Everley Gregg
Everley Gregg (26 October 1903, in Bishopstoke, Hampshire – 9 June 1959, in Beaconsfield, Buckinghamshire) was an English actress. Early in her career, she became associated especially with plays of Noël Coward. She began making films in the 1930s and added television roles in her last decade; she acted until her last year.
Life and career[edit]
Gregg was the daughter of Richard Russell Gregg and his wife Gertrude Everley, née Pope.
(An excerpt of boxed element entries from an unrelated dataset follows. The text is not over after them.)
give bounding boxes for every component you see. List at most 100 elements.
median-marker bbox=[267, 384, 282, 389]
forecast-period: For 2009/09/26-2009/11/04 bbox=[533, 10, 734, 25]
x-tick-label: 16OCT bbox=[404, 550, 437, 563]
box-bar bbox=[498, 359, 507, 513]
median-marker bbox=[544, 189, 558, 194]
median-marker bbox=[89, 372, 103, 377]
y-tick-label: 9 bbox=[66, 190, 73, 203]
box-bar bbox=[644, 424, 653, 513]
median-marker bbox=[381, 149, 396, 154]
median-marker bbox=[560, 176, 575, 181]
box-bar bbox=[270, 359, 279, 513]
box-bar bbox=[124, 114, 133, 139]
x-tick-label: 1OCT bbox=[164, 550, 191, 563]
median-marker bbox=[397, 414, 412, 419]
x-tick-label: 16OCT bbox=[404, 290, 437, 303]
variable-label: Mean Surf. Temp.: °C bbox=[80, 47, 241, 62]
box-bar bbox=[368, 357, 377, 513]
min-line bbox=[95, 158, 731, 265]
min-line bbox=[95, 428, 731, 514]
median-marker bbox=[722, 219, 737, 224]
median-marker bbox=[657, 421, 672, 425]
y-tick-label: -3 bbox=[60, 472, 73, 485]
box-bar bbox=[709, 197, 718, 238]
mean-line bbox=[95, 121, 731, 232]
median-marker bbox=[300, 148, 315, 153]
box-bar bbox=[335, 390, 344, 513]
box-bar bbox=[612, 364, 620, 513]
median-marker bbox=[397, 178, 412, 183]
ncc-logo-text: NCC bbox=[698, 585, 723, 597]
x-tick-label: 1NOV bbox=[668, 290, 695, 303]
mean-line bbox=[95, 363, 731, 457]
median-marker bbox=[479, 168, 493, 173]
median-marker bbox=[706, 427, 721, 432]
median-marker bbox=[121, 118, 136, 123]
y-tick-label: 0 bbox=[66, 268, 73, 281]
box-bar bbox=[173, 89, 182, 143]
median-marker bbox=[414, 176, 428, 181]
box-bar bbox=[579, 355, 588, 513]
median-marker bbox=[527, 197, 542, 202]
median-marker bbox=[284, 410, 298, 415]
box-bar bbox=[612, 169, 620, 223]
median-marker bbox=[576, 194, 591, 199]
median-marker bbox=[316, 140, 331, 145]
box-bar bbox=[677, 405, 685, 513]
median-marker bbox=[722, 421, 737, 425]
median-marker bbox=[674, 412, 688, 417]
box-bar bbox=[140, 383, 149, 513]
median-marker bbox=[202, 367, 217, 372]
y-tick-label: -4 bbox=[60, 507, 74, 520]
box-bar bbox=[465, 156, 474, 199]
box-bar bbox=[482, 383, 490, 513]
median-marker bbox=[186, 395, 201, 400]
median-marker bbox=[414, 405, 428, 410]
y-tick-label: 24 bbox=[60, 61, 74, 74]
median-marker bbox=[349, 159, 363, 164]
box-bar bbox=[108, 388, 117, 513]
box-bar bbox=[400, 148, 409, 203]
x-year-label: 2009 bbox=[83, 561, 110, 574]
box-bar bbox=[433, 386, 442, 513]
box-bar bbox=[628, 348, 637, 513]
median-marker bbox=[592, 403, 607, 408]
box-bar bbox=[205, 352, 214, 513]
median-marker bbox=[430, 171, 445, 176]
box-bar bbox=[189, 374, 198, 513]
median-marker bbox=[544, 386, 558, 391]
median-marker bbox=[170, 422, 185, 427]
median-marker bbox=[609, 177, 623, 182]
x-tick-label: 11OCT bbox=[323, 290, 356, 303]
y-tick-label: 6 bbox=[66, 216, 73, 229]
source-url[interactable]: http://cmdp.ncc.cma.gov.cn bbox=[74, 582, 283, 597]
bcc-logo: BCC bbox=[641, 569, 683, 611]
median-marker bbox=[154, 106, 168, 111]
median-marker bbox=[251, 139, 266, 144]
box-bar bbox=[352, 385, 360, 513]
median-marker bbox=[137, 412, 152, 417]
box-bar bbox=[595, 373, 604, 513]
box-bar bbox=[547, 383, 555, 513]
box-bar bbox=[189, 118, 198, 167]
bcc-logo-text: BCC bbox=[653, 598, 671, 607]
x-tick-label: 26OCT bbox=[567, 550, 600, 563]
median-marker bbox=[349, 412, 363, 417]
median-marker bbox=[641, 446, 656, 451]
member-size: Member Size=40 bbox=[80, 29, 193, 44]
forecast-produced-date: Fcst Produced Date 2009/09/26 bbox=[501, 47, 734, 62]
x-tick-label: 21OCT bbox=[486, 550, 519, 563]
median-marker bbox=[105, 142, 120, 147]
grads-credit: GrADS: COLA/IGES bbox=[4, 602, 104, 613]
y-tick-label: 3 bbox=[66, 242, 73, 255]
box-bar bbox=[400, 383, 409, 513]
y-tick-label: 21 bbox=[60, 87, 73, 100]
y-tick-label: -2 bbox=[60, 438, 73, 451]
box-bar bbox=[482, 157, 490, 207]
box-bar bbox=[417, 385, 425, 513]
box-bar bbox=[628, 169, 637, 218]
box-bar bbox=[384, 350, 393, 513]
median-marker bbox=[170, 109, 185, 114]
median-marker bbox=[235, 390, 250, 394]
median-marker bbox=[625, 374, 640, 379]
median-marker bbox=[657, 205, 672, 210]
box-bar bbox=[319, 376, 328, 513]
She was educated at Badminton School, Bristol, and the Royal Academy of Dramatic Art.[1] She made her professional stage debut as the maid in Noël Coward's Easy Virtue at the Duke of York's Theatre, London.
Engagements in minor parts followed in The Constant Nymph, tours in Easy Virtue and Hit the Deck, and a repertory season at the Alexandra Theatre, Birmingham. In the West End in 1929, she succeeded Phyllis Konstam as Val Power in The Matriarch. Her association with the plays of Coward was renewed at the Phoenix Theatre in September 1930 when she played Louise in Private Lives.[1]
Her West End roles in the early 1930s were Mrs. Agnew in Five Farthings (1931), the telephone girl in Grand Hotel (1931), Georgina in Stepdaughters of War, Ruth in Dance With No Music (1932), Mrs. Gilbard in Behold, We Live (1933), Susanne in Love For Sale, and Miss Goslett in Coward's Conversation Piece (1934).[1]
In January 1935, Gregg made her first appearance on the New York stage at the Ethel Barrymore Theatre as Hilda James in Coward's Point Valaine. After returning to London, she played seven parts in Coward's Tonight at 8.30 cycle of short plays. Later roles included Miss Prism in The Importance of Being Earnest, Freda Caplan in Dangerous Corner, and Grace Torrence in Coward's Design for Living.[1]
Gregg made her film debut in the 1933 film The Private Life of Henry VIII as Catherine Parr, Henry's last wife. A small part as a nurse in David Lean's 1942 film In Which We Serve was followed by a more substantial role in Lean's Brief Encounter (1945) as "Dolly Messiter", the "gossiping acquaintance" of Laura Jesson, played by Celia Johnson, in which Gregg had appeared in the earlier stage version of the piece Still Life in Tonight at 8.30.[1][2]
In the 1950s Gregg appeared on BBC television in a range of productions from a dramatisation of Tess of the D'Urbervilles in 1952 (as Mrs Durbeyfield) to mysteries such as My Guess Would be Murder (1957), comedies including Haul for the Shore (1956), historical drama such as The Scarlet Pimpernel (1955), and contemporary drama including Let us be True (1953).[3]